The equation \( y = 1 + x \) is in the form \( y = mx + c \), so the slope of the given line is \( m = 1 \).
Since the two lines are perpendicular, the product of their slopes must be \( -1 \).
Let the slope of the line \( y = mx + c \) be \( m_1 \). Then, \[ m_1 \times 1 = -1 \] Thus, \( m_1 = -1 \). Now the equation of the line becomes: \[ y = -x + c \] We are given that the line passes through the point \( (1, 2) \). Substituting \( x = 1 \) and \( y = 2 \) into the equation \( y = -x + c \): \[ 2 = -(1) + c \] \[ 2 = -1 + c \] \[ c = 3 \]

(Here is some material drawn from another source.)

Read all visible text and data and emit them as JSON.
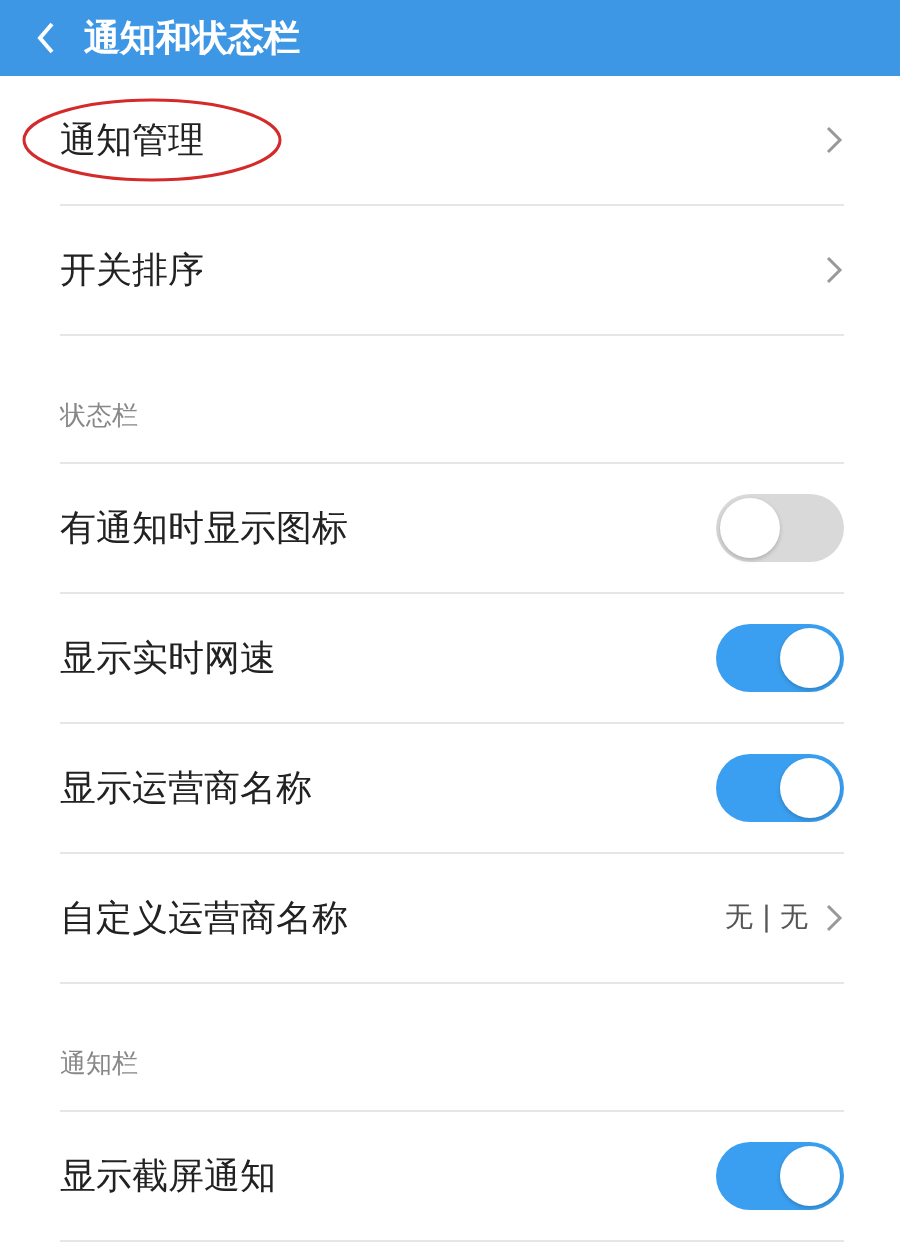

The correct option is (D) : \(3\)

Answer 2

We are given the line \(y = mx + c\) and the line \(y = 1 + x\), which can be written as \(y = x + 1\).

The slope of the line \(y = x + 1\) is 1. Since the line \(y = mx + c\) is perpendicular to \(y = x + 1\), the product of their slopes must be -1.

Therefore, \(m \cdot 1 = -1\), which means \(m = -1\).

So, the equation of the line is \(y = -x + c\).

The line passes through the point (1, 2). Substituting x = 1 and y = 2 into the equation, we get:

\(2 = -1 + c\)

Solving for \(c\), we have:

\(c = 2 + 1 = 3\)

Therefore, the value of \(c\) is 3.